The four horsemen of the apocalypse that threaten humanity are:
All four are inextricably linked. The pressure on resources, compounded by the threat of climate change, has been a major factor in tribal and racial conflicts over access to water and arable land. Meanwhile, millions of refugees are blamed for seeking security for their families, inequality grows exponentially, pandemics have devastating impacts not only for the aged, but on racial minorities who are stressed by insecurity, leading in turn to violent over-reactions by the custodians of law and order.
Only racism and state violence can be tackled at a national level.
Donald Trump’s election as president of the United States in 2016 was a turning point in modern history. There are far more references to him in this book than to any other person. He has transformed politics beyond recognition—and he has imitators, all over the world.
In the US, the UK, Australia, France, and other European countries, there has been a striking shift in political allegiances, centred on the ‘culture wars’. The cleavage is not on economic issues, but on race, gender, religion, and attitudes to modernity and globalism. People in the higher socioeconomic levels are becoming more progressive, eager to embrace change and take risks; those in the lower levels are more conservative, anxious about change, and risk-averse, seeing themselves as potential victims.
When I began writing What Is to Be Done, the book was to be structured around climate change/global warming and the world’s failure to act. Back in 1982, I was well aware of this threat, and can claim to have been the first Australian politician to have grasped its significance. However, I did not discuss it in Sleepers, Wake!
But as I worked on this manuscript in 2020, new issues kept forcing me to rethink and recalibrate, and they were all inter-related: the coronavirus pandemic, growing inequality, misogyny, the appeal of fundamentalism, the breakdown of constitutional guarantees, state violence, state secrecy, the environmental stress caused by urbanisation and population growth, and gross increases in xenophobia, racism, and intolerance, culminating in the worldwide Black Lives Matter demonstrations. And the economic and social impact of climate change would exacerbate all these problems.

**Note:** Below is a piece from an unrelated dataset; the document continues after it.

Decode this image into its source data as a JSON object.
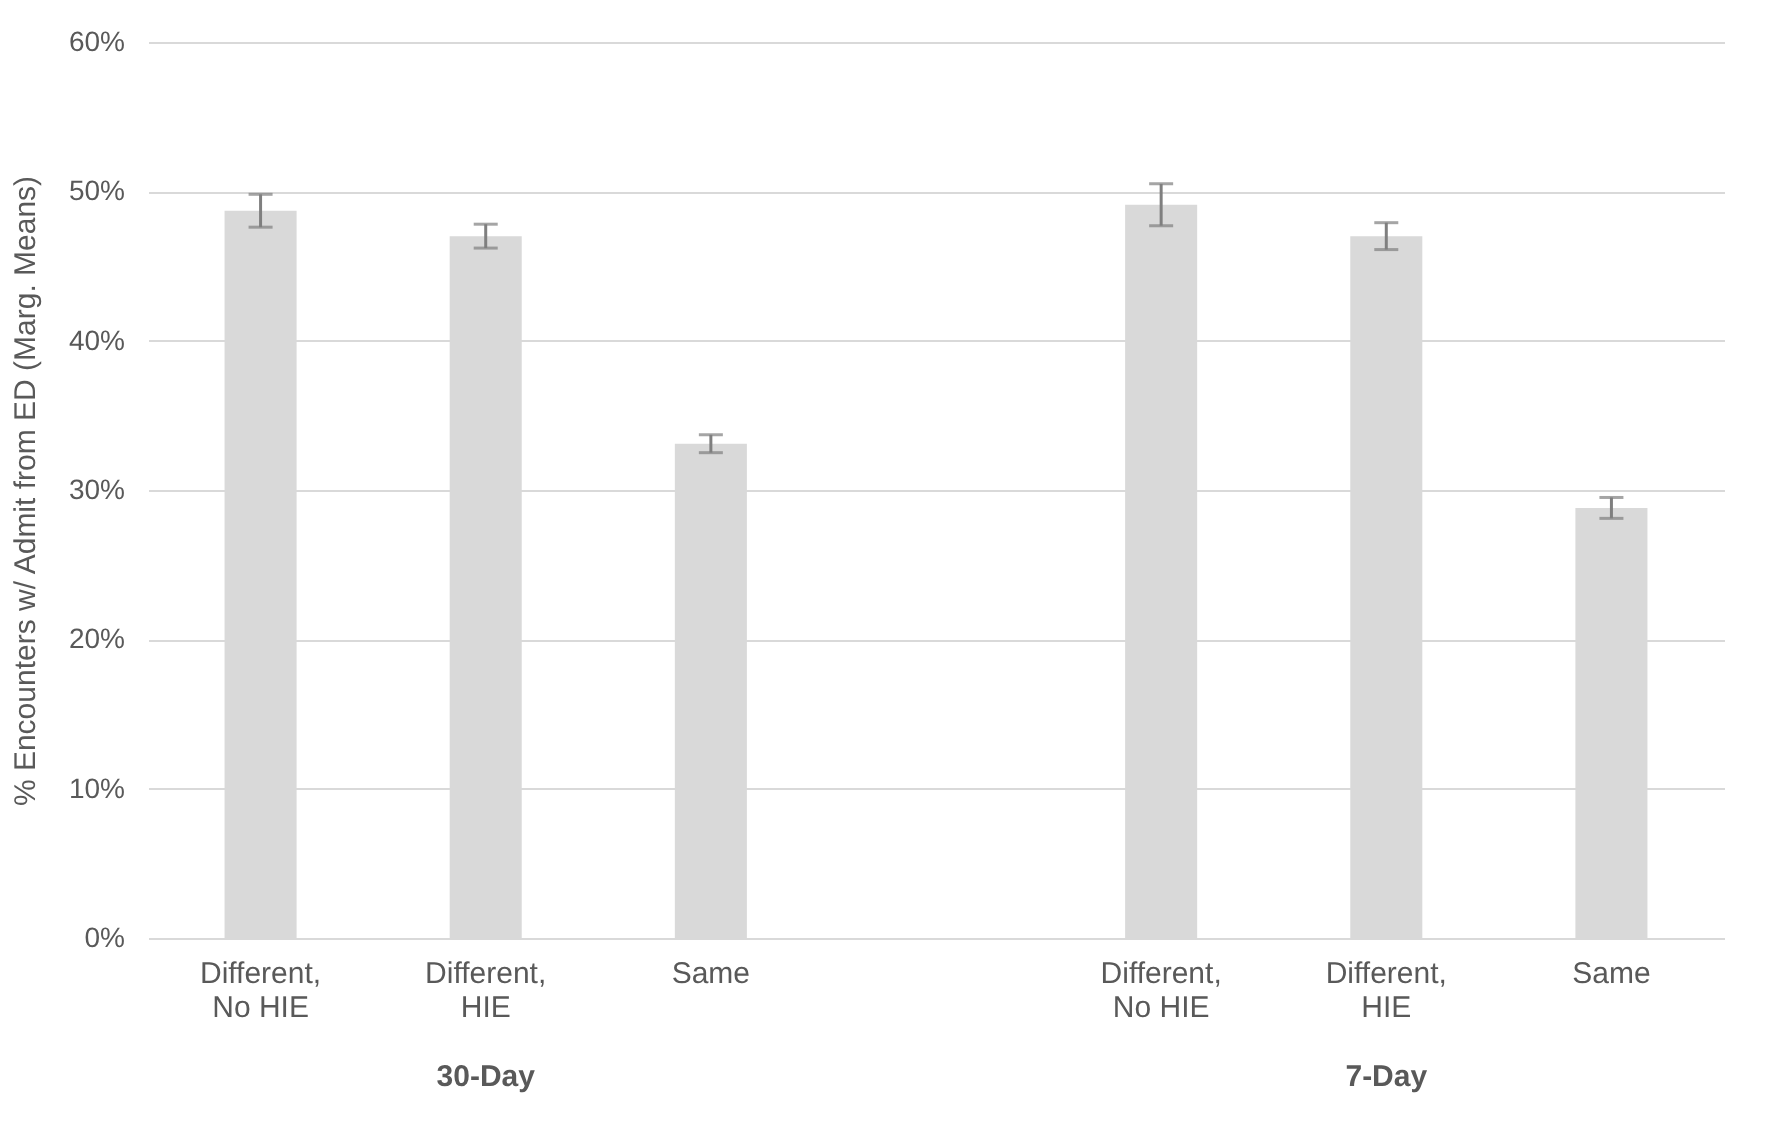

Australia can be outstanding in confronting crises, such as HIV/AIDS, the Global Financial Crisis, COVID-19, and most natural disasters. But its performance was patchy during the long, horrific bushfire season of 2019–20, and it has been woeful in failing to address climate change and transitioning to a post-carbon economy. COVID-19 demonstrated how well the federation could work, and it remains to be seen if this can be maintained in the post-pandemic era.

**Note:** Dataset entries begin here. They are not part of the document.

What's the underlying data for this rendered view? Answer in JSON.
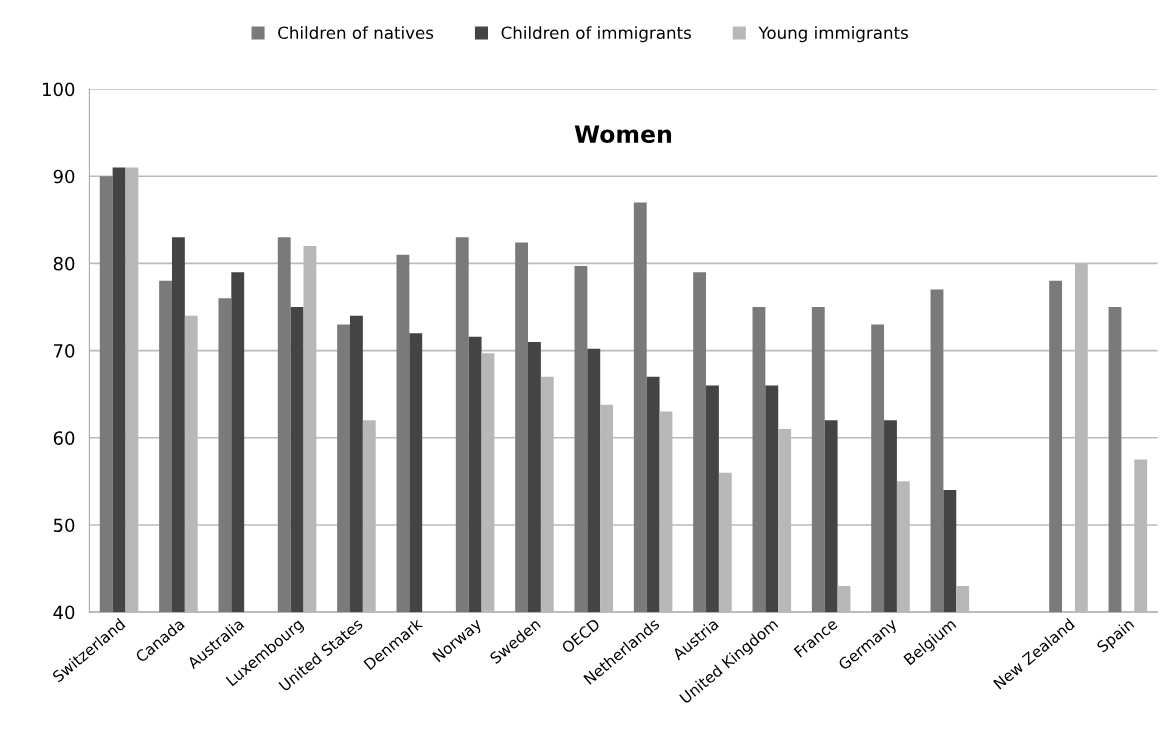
{
  "chart_data": {
    "type": "bar",
    "title": "Women",
    "categories": [
      "Switzerland",
      "Canada",
      "Australia",
      "Luxembourg",
      "United States",
      "Denmark",
      "Norway",
      "Sweden",
      "OECD",
      "Netherlands",
      "Austria",
      "United Kingdom",
      "France",
      "Germany",
      "Belgium",
      null,
      "New Zealand",
      "Spain"
    ],
    "series": [
      {
        "name": "Children of natives",
        "color": "#7a7a7a",
        "values": [
          90,
          78,
          76,
          83,
          73,
          81,
          83,
          82.4,
          79.7,
          87,
          79,
          75,
          75,
          73,
          77,
          null,
          78,
          75
        ]
      },
      {
        "name": "Children of immigrants",
        "color": "#444444",
        "values": [
          91,
          83,
          79,
          75,
          74,
          72,
          71.6,
          71,
          70.2,
          67,
          66,
          66,
          62,
          62,
          54,
          null,
          null,
          null
        ]
      },
      {
        "name": "Young immigrants",
        "color": "#b8b8b8",
        "values": [
          91,
          74,
          null,
          82,
          62,
          null,
          69.7,
          67,
          63.8,
          63,
          56,
          61,
          43,
          55,
          43,
          null,
          80,
          57.5
        ]
      }
    ],
    "ylim": [
      40,
      100
    ],
    "yticks": [
      40,
      50,
      60,
      70,
      80,
      90,
      100
    ],
    "grid": "y",
    "legend": "top"
  }
}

The better angels of our nature have been well hidden in our politics, with our part-time parliaments, the absence of serious debate, revolving-door prime ministerships, venality, vindictiveness, mediocrity, secrecy, and the influence of vested interests.

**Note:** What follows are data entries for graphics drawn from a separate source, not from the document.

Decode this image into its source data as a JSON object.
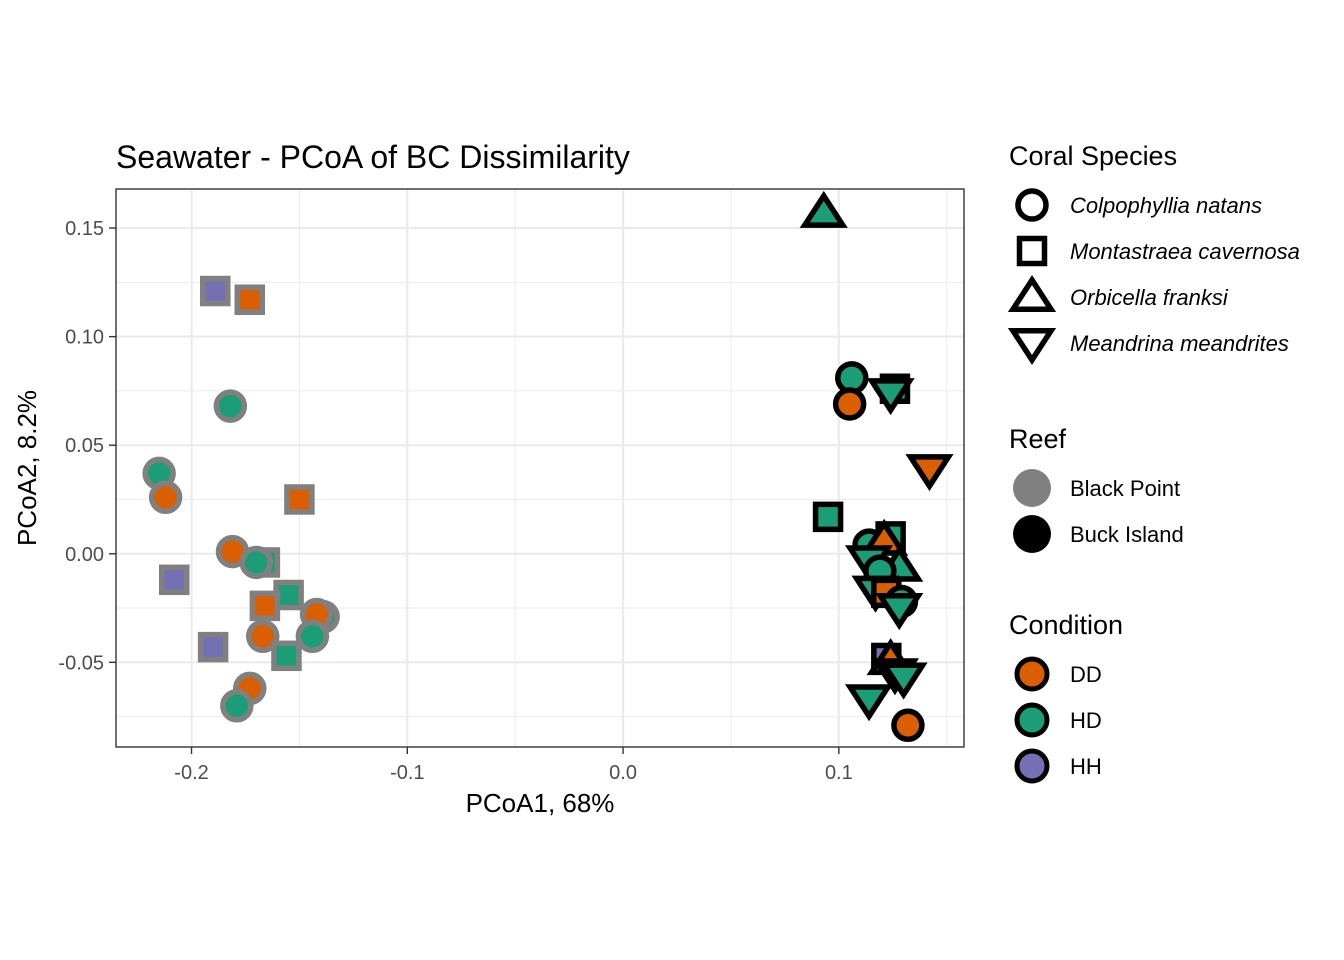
{
  "chart_data": {
    "type": "scatter",
    "title": "Seawater - PCoA of BC Dissimilarity",
    "xlabel": "PCoA1, 68%",
    "ylabel": "PCoA2, 8.2%",
    "xlim": [
      -0.235,
      0.158
    ],
    "ylim": [
      -0.089,
      0.168
    ],
    "x_ticks": [
      -0.2,
      -0.1,
      0.0,
      0.1
    ],
    "x_tick_labels": [
      "-0.2",
      "-0.1",
      "0.0",
      "0.1"
    ],
    "y_ticks": [
      -0.05,
      0.0,
      0.05,
      0.1,
      0.15
    ],
    "y_tick_labels": [
      "-0.05",
      "0.00",
      "0.05",
      "0.10",
      "0.15"
    ],
    "grid": true,
    "legend_position": "right",
    "colors": {
      "DD": "#D95F02",
      "HD": "#1B9E77",
      "HH": "#7570B3",
      "Black Point": "#808080",
      "Buck Island": "#000000"
    },
    "legends": [
      {
        "title": "Coral Species",
        "items": [
          {
            "label": "Colpophyllia natans",
            "shape": "circle",
            "italic": true
          },
          {
            "label": "Montastraea cavernosa",
            "shape": "square",
            "italic": true
          },
          {
            "label": "Orbicella franksi",
            "shape": "triangle",
            "italic": true
          },
          {
            "label": "Meandrina meandrites",
            "shape": "triangle-down",
            "italic": true
          }
        ]
      },
      {
        "title": "Reef",
        "items": [
          {
            "label": "Black Point",
            "color": "#808080"
          },
          {
            "label": "Buck Island",
            "color": "#000000"
          }
        ]
      },
      {
        "title": "Condition",
        "items": [
          {
            "label": "DD",
            "color": "#D95F02"
          },
          {
            "label": "HD",
            "color": "#1B9E77"
          },
          {
            "label": "HH",
            "color": "#7570B3"
          }
        ]
      }
    ],
    "points": [
      {
        "x": -0.189,
        "y": 0.121,
        "shape": "square",
        "reef": "Black Point",
        "condition": "HH"
      },
      {
        "x": -0.173,
        "y": 0.117,
        "shape": "square",
        "reef": "Black Point",
        "condition": "DD"
      },
      {
        "x": -0.182,
        "y": 0.068,
        "shape": "circle",
        "reef": "Black Point",
        "condition": "HD"
      },
      {
        "x": -0.215,
        "y": 0.037,
        "shape": "circle",
        "reef": "Black Point",
        "condition": "HD"
      },
      {
        "x": -0.212,
        "y": 0.026,
        "shape": "circle",
        "reef": "Black Point",
        "condition": "DD"
      },
      {
        "x": -0.15,
        "y": 0.025,
        "shape": "square",
        "reef": "Black Point",
        "condition": "DD"
      },
      {
        "x": -0.181,
        "y": 0.001,
        "shape": "circle",
        "reef": "Black Point",
        "condition": "DD"
      },
      {
        "x": -0.166,
        "y": -0.004,
        "shape": "square",
        "reef": "Black Point",
        "condition": "HD"
      },
      {
        "x": -0.17,
        "y": -0.004,
        "shape": "circle",
        "reef": "Black Point",
        "condition": "HD"
      },
      {
        "x": -0.208,
        "y": -0.012,
        "shape": "square",
        "reef": "Black Point",
        "condition": "HH"
      },
      {
        "x": -0.155,
        "y": -0.019,
        "shape": "square",
        "reef": "Black Point",
        "condition": "HD"
      },
      {
        "x": -0.166,
        "y": -0.024,
        "shape": "square",
        "reef": "Black Point",
        "condition": "DD"
      },
      {
        "x": -0.139,
        "y": -0.029,
        "shape": "circle",
        "reef": "Black Point",
        "condition": "HD"
      },
      {
        "x": -0.142,
        "y": -0.028,
        "shape": "circle",
        "reef": "Black Point",
        "condition": "DD"
      },
      {
        "x": -0.167,
        "y": -0.038,
        "shape": "circle",
        "reef": "Black Point",
        "condition": "DD"
      },
      {
        "x": -0.144,
        "y": -0.038,
        "shape": "circle",
        "reef": "Black Point",
        "condition": "HD"
      },
      {
        "x": -0.19,
        "y": -0.043,
        "shape": "square",
        "reef": "Black Point",
        "condition": "HH"
      },
      {
        "x": -0.156,
        "y": -0.047,
        "shape": "square",
        "reef": "Black Point",
        "condition": "HD"
      },
      {
        "x": -0.173,
        "y": -0.062,
        "shape": "circle",
        "reef": "Black Point",
        "condition": "DD"
      },
      {
        "x": -0.179,
        "y": -0.07,
        "shape": "circle",
        "reef": "Black Point",
        "condition": "HD"
      },
      {
        "x": 0.093,
        "y": 0.157,
        "shape": "triangle",
        "reef": "Buck Island",
        "condition": "HD"
      },
      {
        "x": 0.106,
        "y": 0.081,
        "shape": "circle",
        "reef": "Buck Island",
        "condition": "HD"
      },
      {
        "x": 0.105,
        "y": 0.069,
        "shape": "circle",
        "reef": "Buck Island",
        "condition": "DD"
      },
      {
        "x": 0.126,
        "y": 0.076,
        "shape": "square",
        "reef": "Buck Island",
        "condition": "HD"
      },
      {
        "x": 0.124,
        "y": 0.074,
        "shape": "triangle-down",
        "reef": "Buck Island",
        "condition": "HD"
      },
      {
        "x": 0.142,
        "y": 0.039,
        "shape": "triangle-down",
        "reef": "Buck Island",
        "condition": "DD"
      },
      {
        "x": 0.095,
        "y": 0.017,
        "shape": "square",
        "reef": "Buck Island",
        "condition": "HD"
      },
      {
        "x": 0.124,
        "y": 0.008,
        "shape": "square",
        "reef": "Buck Island",
        "condition": "HD"
      },
      {
        "x": 0.114,
        "y": 0.004,
        "shape": "circle",
        "reef": "Buck Island",
        "condition": "HD"
      },
      {
        "x": 0.121,
        "y": 0.006,
        "shape": "triangle",
        "reef": "Buck Island",
        "condition": "DD"
      },
      {
        "x": 0.114,
        "y": -0.003,
        "shape": "triangle-down",
        "reef": "Buck Island",
        "condition": "HD"
      },
      {
        "x": 0.128,
        "y": -0.006,
        "shape": "triangle",
        "reef": "Buck Island",
        "condition": "HD"
      },
      {
        "x": 0.119,
        "y": -0.008,
        "shape": "circle",
        "reef": "Buck Island",
        "condition": "HD"
      },
      {
        "x": 0.117,
        "y": -0.017,
        "shape": "triangle-down",
        "reef": "Buck Island",
        "condition": "HD"
      },
      {
        "x": 0.122,
        "y": -0.018,
        "shape": "square",
        "reef": "Buck Island",
        "condition": "DD"
      },
      {
        "x": 0.129,
        "y": -0.022,
        "shape": "circle",
        "reef": "Buck Island",
        "condition": "HD"
      },
      {
        "x": 0.128,
        "y": -0.025,
        "shape": "triangle-down",
        "reef": "Buck Island",
        "condition": "HD"
      },
      {
        "x": 0.122,
        "y": -0.048,
        "shape": "square",
        "reef": "Buck Island",
        "condition": "HH"
      },
      {
        "x": 0.124,
        "y": -0.049,
        "shape": "triangle",
        "reef": "Buck Island",
        "condition": "DD"
      },
      {
        "x": 0.126,
        "y": -0.055,
        "shape": "triangle-down",
        "reef": "Buck Island",
        "condition": "DD"
      },
      {
        "x": 0.13,
        "y": -0.057,
        "shape": "triangle-down",
        "reef": "Buck Island",
        "condition": "HD"
      },
      {
        "x": 0.114,
        "y": -0.067,
        "shape": "triangle-down",
        "reef": "Buck Island",
        "condition": "HD"
      },
      {
        "x": 0.132,
        "y": -0.079,
        "shape": "circle",
        "reef": "Buck Island",
        "condition": "DD"
      }
    ]
  }
}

Science (medical science excepted) is on the retreat, and the universities are under attack.
I have often used Australian examples to illustrate my arguments, because it is the country I know best, and the evidence is at hand. Nevertheless, my analysis is generally applicable to all technologically dependent societies, especially the United States, Great Britain, France, Germany, Canada, and New Zealand.
Citizens everywhere must engage in the great issues, and work together to master evidence and develop our capacity to define, debate, and decide. Without it, our fellow humans will be staring into an abyss.
Despite all this, we have to be optimistic that we will have the wisdom, courage, and skill to save the planet—and ourselves. It’s the only way to go.